1.5 years later I look at those photos and they seem so distant and evoke a number of thoughts and memories that I would never think to ponder. They allow me to place myself back in that time, and memories come flooding back. It’s something called context dependency – we remember more when we have the context to remind us, and it’s very powerful. I’m glad I took those photos – they remind me what my daily life was like at that point in my adult life. I only wish I had sets from my years at The University of Akron or in High School – that period before digital cameras came into our lives in cheap and easily usable fashion.

Cons

42,000 photos over 30 years. If, when I’m 60, I decide to go through them, it will take me around 120 hours (assuming I look at each photo for 10 seconds on average). That’s 5 days. One obvious problem with this approach is how to find the key moments. This is not a new problem – engineers at top tech firms have been thinking about it for a few years now. Google has started finding trends in your photos and creating collages combining events together. Apple now groups photos by event as well. But neither of these is done by the person – it’s the software taking it’s best guess, and so in the end, the actual human will still be responsible to figure out what was key and what was junk. That alone is a pretty daunting job, even if you keep up with it regularly.
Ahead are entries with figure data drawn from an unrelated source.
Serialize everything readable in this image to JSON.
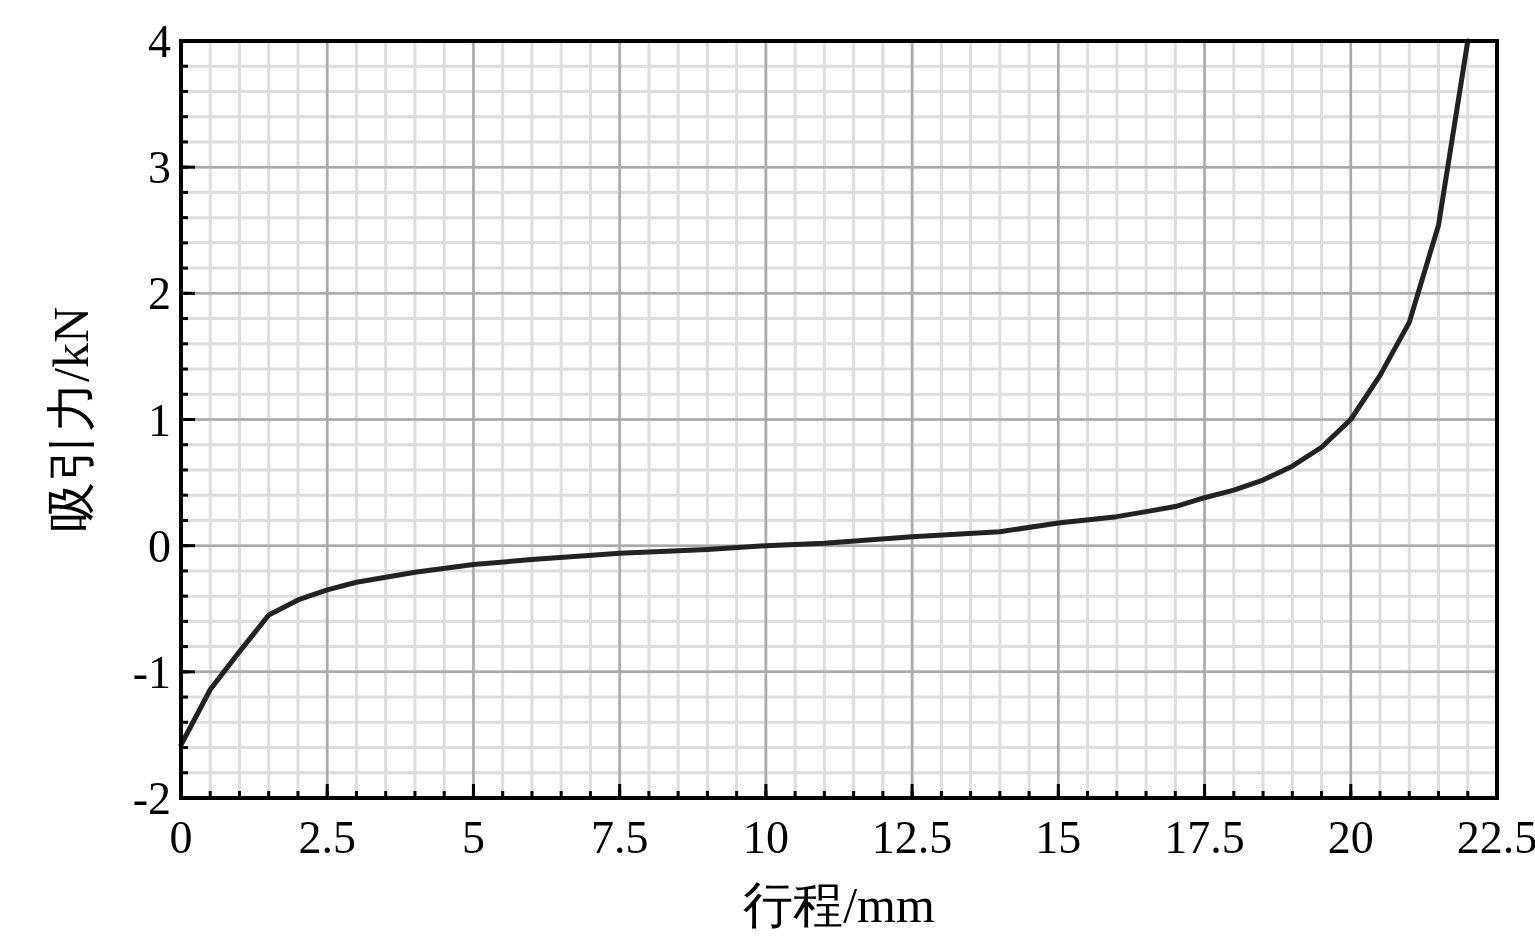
{
  "chart_data": {
    "type": "line",
    "xlabel": "行程/mm",
    "ylabel": "吸引力/kN",
    "x": [
      0,
      0.5,
      1,
      1.5,
      2,
      2.5,
      3,
      3.5,
      4,
      5,
      6,
      7.5,
      9,
      10,
      11,
      12.5,
      14,
      15,
      16,
      16.5,
      17,
      17.5,
      18,
      18.5,
      19,
      19.5,
      20,
      20.5,
      21,
      21.5,
      22
    ],
    "series": [
      {
        "color": "#222222",
        "values": [
          -1.58,
          -1.14,
          -0.84,
          -0.55,
          -0.43,
          -0.35,
          -0.29,
          -0.25,
          -0.21,
          -0.15,
          -0.11,
          -0.06,
          -0.03,
          0,
          0.02,
          0.07,
          0.11,
          0.18,
          0.23,
          0.27,
          0.31,
          0.38,
          0.44,
          0.52,
          0.63,
          0.78,
          1.0,
          1.35,
          1.77,
          2.54,
          4.0
        ]
      }
    ],
    "xlim": [
      0,
      22.5
    ],
    "xticks": [
      0,
      2.5,
      5,
      7.5,
      10,
      12.5,
      15,
      17.5,
      20,
      22.5
    ],
    "ylim": [
      -2,
      4
    ],
    "yticks": [
      -2,
      -1,
      0,
      1,
      2,
      3,
      4
    ],
    "grid": true,
    "marker": "none",
    "line_style": "solid"
  }
}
Another element that I think about a lot is the fact that some memories would rather be forgotten. Painful memories can be enhanced by photos the same way that positive ones can be. I have a few Facebook friends who have had the trauma of a painful break-up require them to excise perhaps a thousand photos from their albums – assuming they don’t want to delete them all, that’s 1,000 times they have to look at their ex and try to stifle anger, sadness, resentment, etc… Much worse than just throwing the shoebox of photos away.

In the end, the pros and cons I’ve listed are only the start of a deeper question of how we merge psychological wellbeing and functioning with technological advancements. Photos might be the most salient, but we’re also looking at a future where the following questions will have surprising answers (Well, surprising to today’s audience):

Q: Is that a normal heart rate for you?
A: Well doc, here’s my daily heart rate, exercise, food, and weight logs for the past 30 years, thanks to my smartphone and fitness tracker. You tell me.
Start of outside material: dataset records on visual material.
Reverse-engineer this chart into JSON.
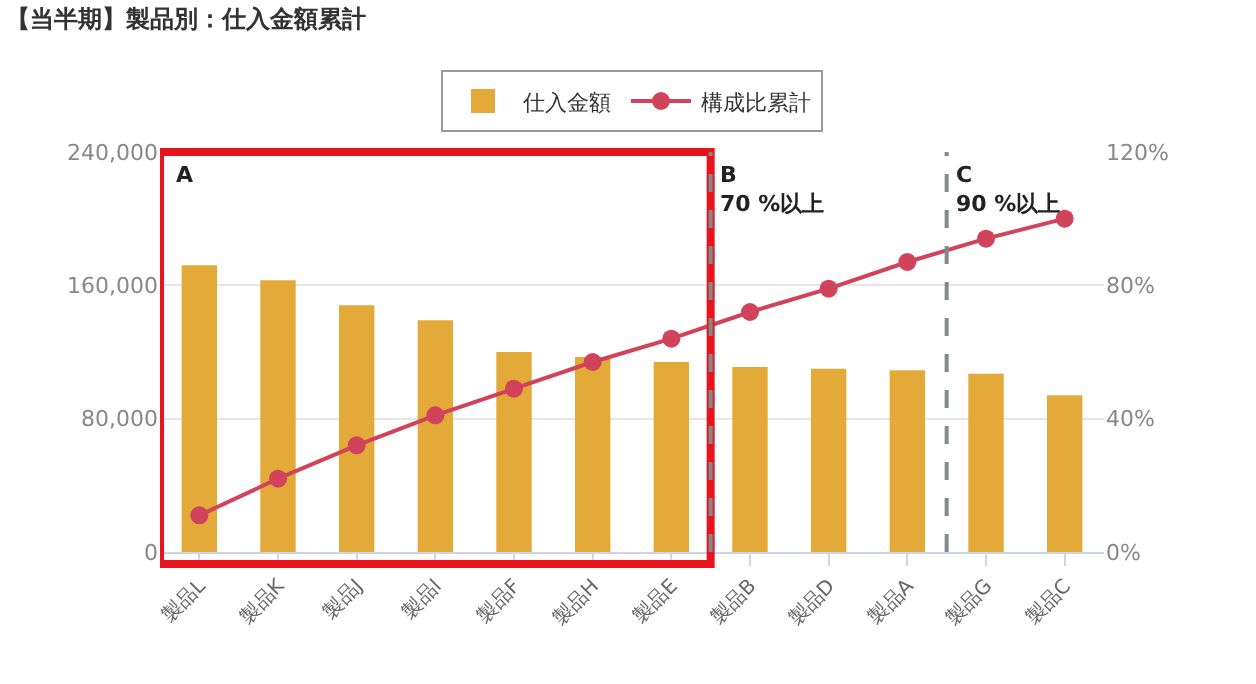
{
  "chart_data": {
    "type": "bar",
    "title": "【当半期】製品別：仕入金額累計",
    "categories": [
      "製品L",
      "製品K",
      "製品J",
      "製品I",
      "製品F",
      "製品H",
      "製品E",
      "製品B",
      "製品D",
      "製品A",
      "製品G",
      "製品C"
    ],
    "series": [
      {
        "name": "仕入金額",
        "color": "#e3aa3a",
        "values": [
          172000,
          163000,
          148000,
          139000,
          120000,
          117000,
          114000,
          111000,
          110000,
          109000,
          107000,
          94000
        ]
      },
      {
        "name": "構成比累計",
        "type": "line",
        "axis": "y2",
        "color": "#d0435a",
        "marker": "circle",
        "values": [
          11,
          22,
          32,
          41,
          49,
          57,
          64,
          72,
          79,
          87,
          94,
          100
        ]
      }
    ],
    "ylim": [
      0,
      240000
    ],
    "yticks": [
      {
        "value": 0,
        "label": "0"
      },
      {
        "value": 80000,
        "label": "80,000"
      },
      {
        "value": 160000,
        "label": "160,000"
      },
      {
        "value": 240000,
        "label": "240,000"
      }
    ],
    "y2lim": [
      0,
      120
    ],
    "y2ticks": [
      {
        "value": 0,
        "label": "0%"
      },
      {
        "value": 40,
        "label": "40%"
      },
      {
        "value": 80,
        "label": "80%"
      },
      {
        "value": 120,
        "label": "120%"
      }
    ],
    "annotations": [
      "A",
      "B\n70 %以上",
      "C\n90 %以上"
    ],
    "grid": "y",
    "legend": "top"
  }
}
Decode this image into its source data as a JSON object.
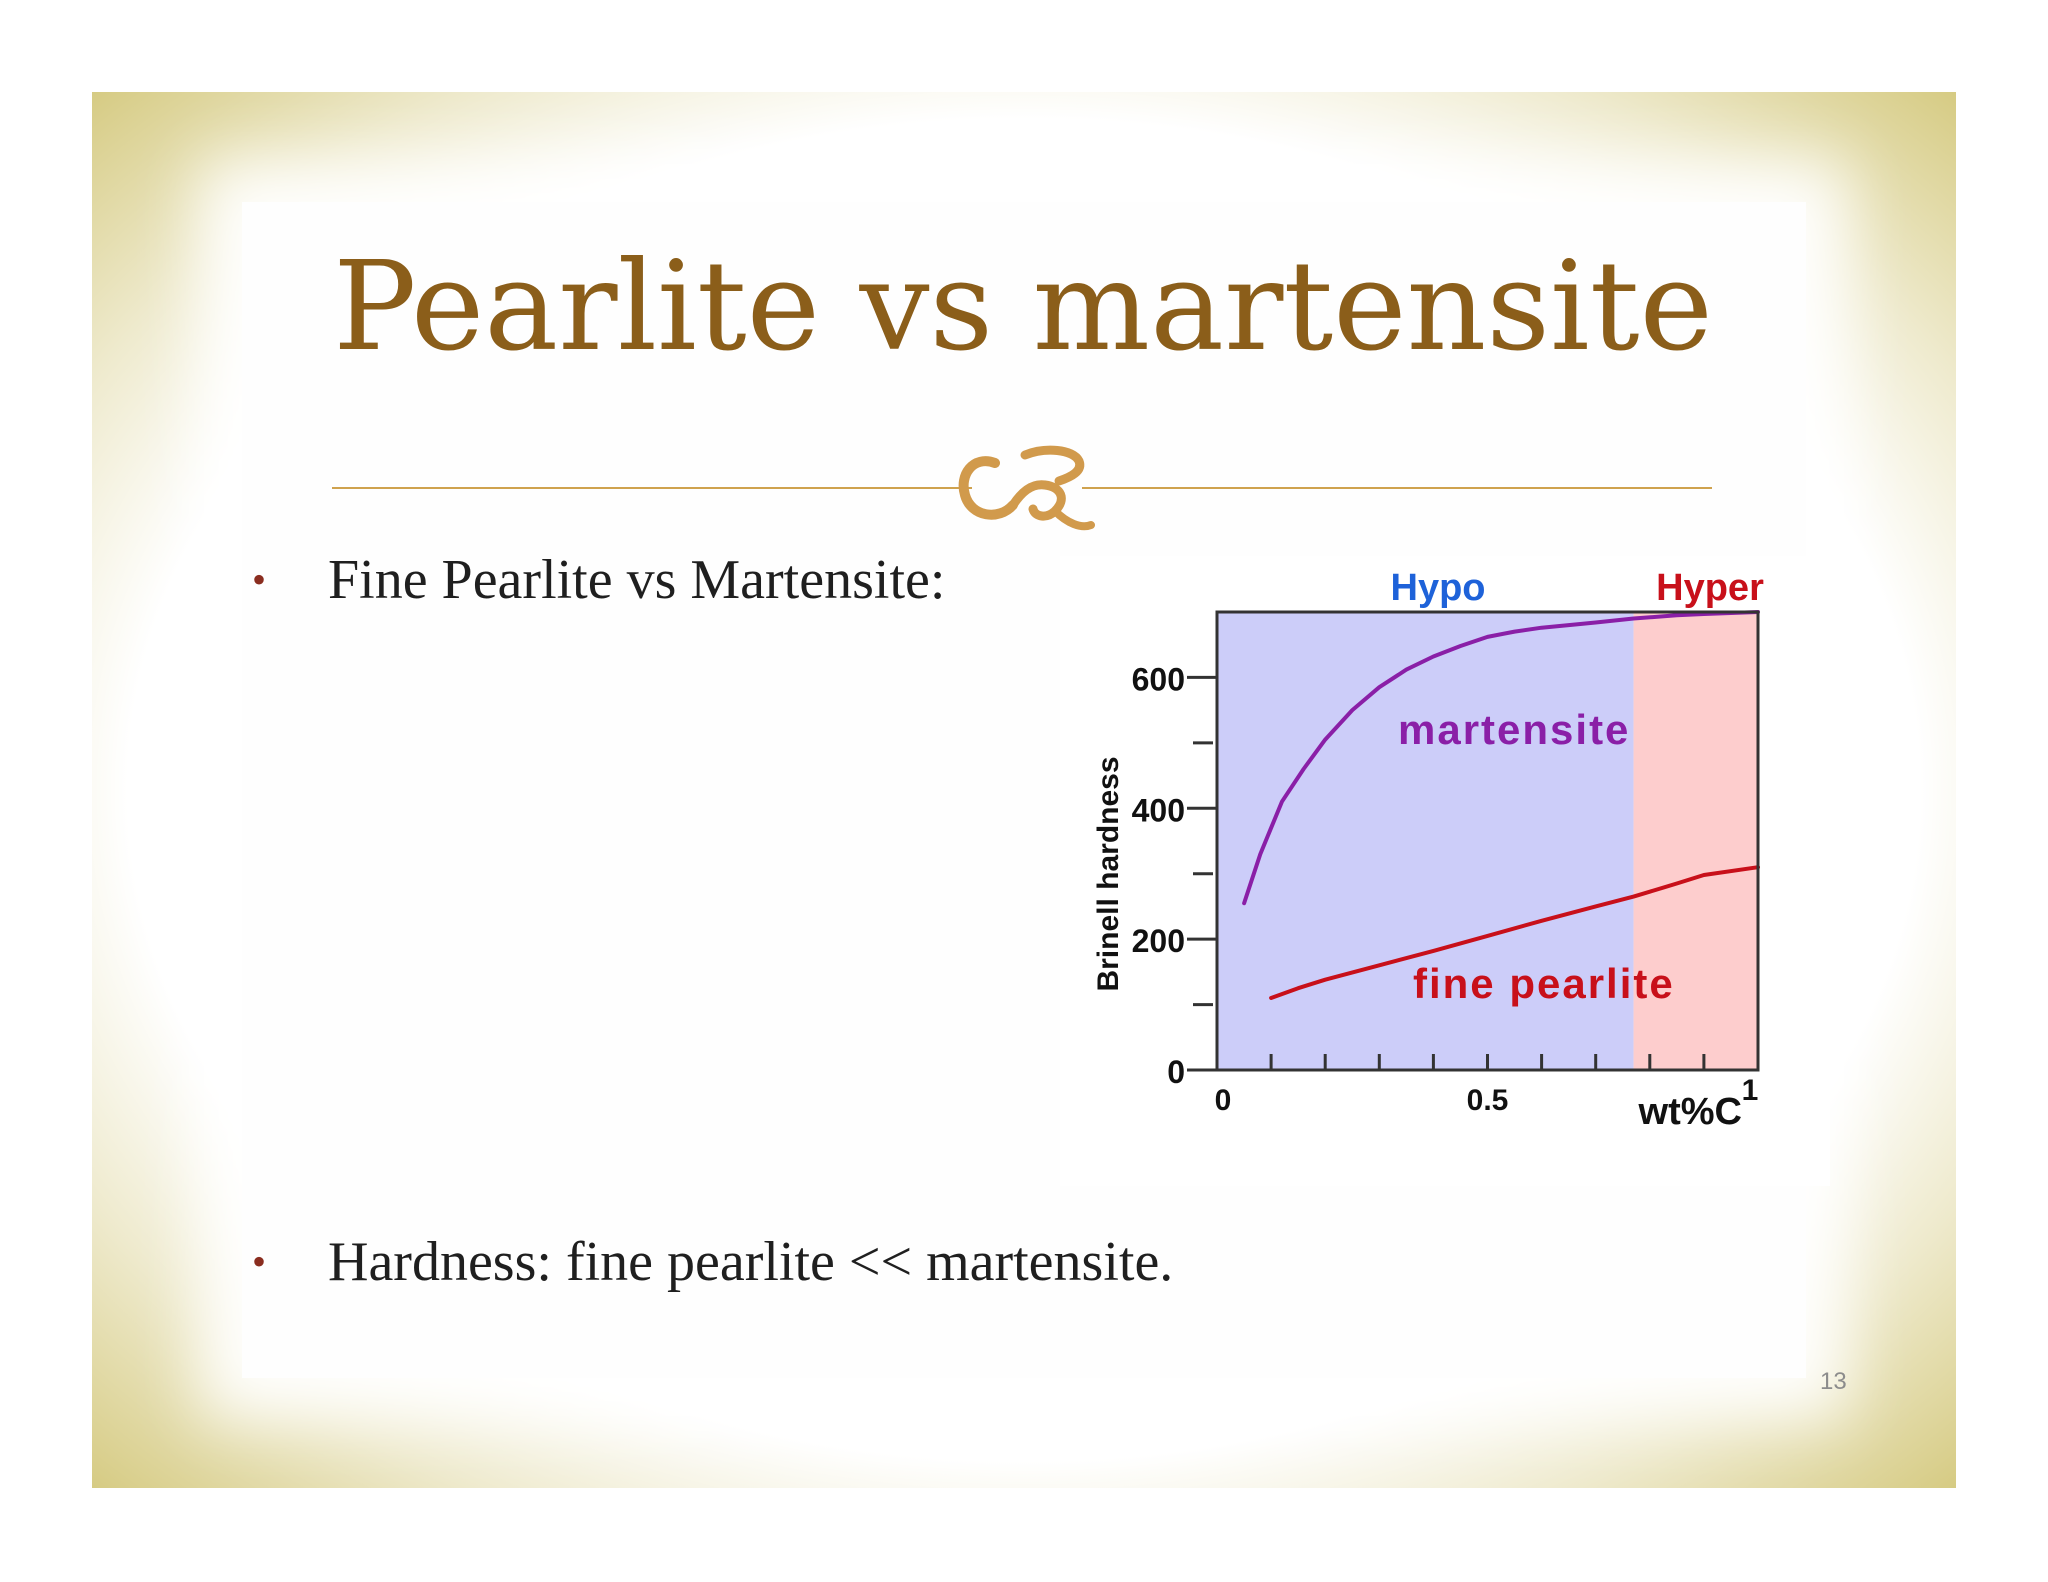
{
  "slide": {
    "title": "Pearlite vs martensite",
    "bullets": [
      "Fine Pearlite vs Martensite:",
      "Hardness: fine pearlite << martensite."
    ],
    "bullet_symbol": "•",
    "page_number": "13"
  },
  "colors": {
    "title": "#8b5e1a",
    "frame": "#d6cb83",
    "rule": "#cfa24e",
    "hypo_region": "#cccdf9",
    "hyper_region": "#fdcdcd",
    "hypo_label": "#1e62d9",
    "hyper_label": "#c8101a",
    "martensite": "#8a1fa7",
    "fine_pearlite": "#c8101a"
  },
  "chart_data": {
    "type": "line",
    "ylabel": "Brinell hardness",
    "xlabel": "wt%C",
    "xlim": [
      0,
      1
    ],
    "ylim": [
      0,
      700
    ],
    "x_ticks": [
      "0",
      "0.5",
      "1"
    ],
    "y_ticks": [
      "0",
      "200",
      "400",
      "600"
    ],
    "regions": [
      {
        "name": "Hypo",
        "x_range": [
          0,
          0.77
        ]
      },
      {
        "name": "Hyper",
        "x_range": [
          0.77,
          1
        ]
      }
    ],
    "series": [
      {
        "name": "martensite",
        "x": [
          0.05,
          0.08,
          0.12,
          0.16,
          0.2,
          0.25,
          0.3,
          0.35,
          0.4,
          0.45,
          0.5,
          0.55,
          0.6,
          0.65,
          0.7,
          0.77,
          0.85,
          0.9,
          1.0
        ],
        "y": [
          255,
          330,
          410,
          460,
          505,
          550,
          585,
          612,
          632,
          648,
          662,
          670,
          676,
          680,
          684,
          690,
          695,
          697,
          700
        ]
      },
      {
        "name": "fine pearlite",
        "x": [
          0.1,
          0.15,
          0.2,
          0.3,
          0.4,
          0.5,
          0.6,
          0.7,
          0.77,
          0.85,
          0.9,
          1.0
        ],
        "y": [
          110,
          125,
          138,
          160,
          182,
          205,
          228,
          250,
          265,
          285,
          298,
          310
        ]
      }
    ]
  }
}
Q: Where were you at 9 PM on that day, 2 years ago?
A: Here’s a full report of exactly where I was that day, exactly when. My phone kept it for me, and I also used Foursquare and Facebook to check in.

Q: Did you know all along that Candidate X was going to win?
A: Well I probably would have succumbed to confirmation bias if I hadn’t had those dozen or so tweets I sent out handy – I had real doubts before the election.

And that’s just a handful. We live in amazing times, technologically. Now it’s up to use to figure out how to use all of that information, psychologically! I tend to be optimistic rather than apocalyptic on the matter – but it’s not going to be easy to sort it all out!